As regular readers will hopefully have realised by now, you don’t need to go too far from home to see astonishing natural wonders. Just a mile or so from our front door here in the Fen Edge north of Cambridge, for instance, I spotted a starling murmuration at dusk. It was happening over the main road out of the village of Rampton and the fields that flank it. So, having seen it in passing, Mrs Sciencebase and I headed there again today to get some video.
The sight and the sound were amazing, thousands of starlings swirling and whirling as they come into roost in the hedgerows just outside the village of Rampton as you head towards Willingham. There was also a Tawny Owl taunting some of the starlings along the hedgerow and a Little Owl calling from the field beyond; although neither of those feature in the video montage, I’m afraid.
In terms of why starlings flock like this, it’s thought that it throws Peregrines and other predators off the trail. Thousands of birds moving en masse do not present an easy target for a raptor that could otherwise dive on a single victim at over 200 miles per hour.

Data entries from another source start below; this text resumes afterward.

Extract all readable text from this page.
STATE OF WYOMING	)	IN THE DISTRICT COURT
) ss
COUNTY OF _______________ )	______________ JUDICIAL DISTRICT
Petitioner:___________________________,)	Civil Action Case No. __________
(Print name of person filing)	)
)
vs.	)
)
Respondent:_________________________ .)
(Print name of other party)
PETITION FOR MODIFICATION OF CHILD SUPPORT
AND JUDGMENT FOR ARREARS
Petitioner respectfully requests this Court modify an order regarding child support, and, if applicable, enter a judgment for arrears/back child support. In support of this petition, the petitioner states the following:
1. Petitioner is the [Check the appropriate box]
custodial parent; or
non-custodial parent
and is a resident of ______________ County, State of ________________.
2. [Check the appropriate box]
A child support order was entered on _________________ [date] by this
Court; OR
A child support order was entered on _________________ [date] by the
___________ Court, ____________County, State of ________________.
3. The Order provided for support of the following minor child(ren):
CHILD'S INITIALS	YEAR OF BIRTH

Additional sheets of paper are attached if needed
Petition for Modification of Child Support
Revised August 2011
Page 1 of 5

But, there could be other reasons for this flocking behaviour and as to the psychology of why humans see shapes and animals in the clouds of birds, well, that’s a wholly different story.
While seeing a murmuration on your own doorstep can be quite the spectacle there are even more alluring settings as these birds carry out their coordinated aerobatics in flocks with birds numbers tens of thousands if not hundreds of thousands the world over.